Menurut laporan Politico, Komisi Eropa tengah mempertimbangkan rencana baru untuk menyalurkan dana miliaran euro dari aset Rusia yang dibekukan dengan menggantinya melalui penerbitan obligasi yang dijamin Uni Eropa. Usulan ini dipaparkan dalam pertemuan tertutup pada 11 September 2025 lalu dengan wakil menteri keuangan negara-negara anggota Uni Eropa, dan menurut sejumlah sumber, meski menuai optimisme dengan kehati-hatian, belum ada kesepakatan resmi yang dicapai.
Hingga saat ini, sekitar 210 miliar euro aset bank sentral Rusia telah dibekukan di Barat sejak invasi skala penuh Rusia ke Ukraina pada Februari 2022, dengan sebagian besar dana ditahan di lembaga kliring Euroclear yang berbasis di Brussel.

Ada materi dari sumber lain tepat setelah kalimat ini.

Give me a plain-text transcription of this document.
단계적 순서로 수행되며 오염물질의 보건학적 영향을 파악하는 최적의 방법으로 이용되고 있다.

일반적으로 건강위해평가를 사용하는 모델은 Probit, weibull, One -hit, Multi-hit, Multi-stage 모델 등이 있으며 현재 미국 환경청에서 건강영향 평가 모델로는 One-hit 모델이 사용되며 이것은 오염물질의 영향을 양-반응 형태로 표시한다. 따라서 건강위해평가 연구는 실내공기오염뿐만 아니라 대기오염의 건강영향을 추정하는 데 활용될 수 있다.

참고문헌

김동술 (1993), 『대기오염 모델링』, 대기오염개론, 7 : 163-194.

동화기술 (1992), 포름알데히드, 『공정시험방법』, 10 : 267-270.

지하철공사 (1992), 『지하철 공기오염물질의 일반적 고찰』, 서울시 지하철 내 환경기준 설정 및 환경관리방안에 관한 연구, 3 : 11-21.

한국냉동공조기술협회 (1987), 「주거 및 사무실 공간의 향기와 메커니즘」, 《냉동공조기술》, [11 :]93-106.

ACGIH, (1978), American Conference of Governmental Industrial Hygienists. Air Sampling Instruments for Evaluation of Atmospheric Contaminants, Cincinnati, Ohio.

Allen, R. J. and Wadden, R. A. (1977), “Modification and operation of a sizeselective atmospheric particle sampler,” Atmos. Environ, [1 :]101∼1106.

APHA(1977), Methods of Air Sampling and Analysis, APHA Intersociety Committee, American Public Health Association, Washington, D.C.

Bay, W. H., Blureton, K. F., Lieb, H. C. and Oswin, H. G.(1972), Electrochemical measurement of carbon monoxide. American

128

Berdasarkan hukum Uni Eropa yang berlaku, hanya bunga dari aset-aset tersebut yang bisa dialihkan secara sah, bukan pokok dananya.
Baca Juga
Serangan Drone Ukraina Hantam Ekspor Rusia, Harga Minyak Dunia Terkerek
Untuk mengatasi kendala itu, Komisi Eropa mengusulkan skema yang disebut “Pinjaman Reparasi” di mana dana simpanan Rusia digunakan sebagai jaminan penerbitan obligasi nol kupon oleh Uni Eropa.
Obligasi ini berfungsi sebagai surat utang atau IOU yang menjadi jembatan pendanaan bagi Ukraina saat ini, sementara pelunasan akan ditangguhkan hingga Rusia membayar ganti rugi atas kerusakan perang. “Ukraina hanya akan membayar kembali pinjaman setelah Rusia membayar reparasi. Uang ini akan membantu Ukraina sejak hari ini,” kata von der Leyen dalam pidato tahunan State of the Union di hadapan Parlemen Eropa pada 9 September.
Para pejabat Uni Eropa menyebut mekanisme ini ditujukan untuk membantu Ukraina menutup defisit anggaran yang diperkirakan mencapai 8 miliar euro tahun depan, di tengah meningkatnya kelelahan donor dan tekanan fiskal di negara-negara anggota.
Rencana tersebut juga dirancang untuk menjawab kekhawatiran Belgia dan Euroclear terkait risiko hukum dari penyitaan langsung aset Rusia. Dengan mengganti dana tersebut menggunakan obligasi, Komisi Eropa berharap dapat menghindari tuduhan penyitaan ilegal sekaligus tetap memobilisasi sumber daya.
Sebagai jaminan tambahan, obligasi tersebut akan didukung secara kolektif oleh negara-negara Uni Eropa. Namun, skema penjaminan nasional memerlukan persetujuan bulat dari seluruh anggota, yang sebelumnya telah menggagalkan upaya serupa.
Hingga kini, bunga yang dihasilkan dari aset beku Rusia masih digunakan untuk membantu membayar bagian Uni Eropa dalam paket pinjaman G7 senilai 45 miliar euro untuk Ukraina. Dengan paket tersebut hampir habis, kebutuhan Ukraina yang terus meningkat mendorong Brussel mencari mekanisme baru untuk mempertahankan dukungan.
Usulan terbaru ini menunjukkan upaya Uni Eropa untuk menyeimbangkan aspek legalitas, solidaritas, dan kemauan politik dalam menghadapi perang yang belum menunjukkan tanda-tanda mereda.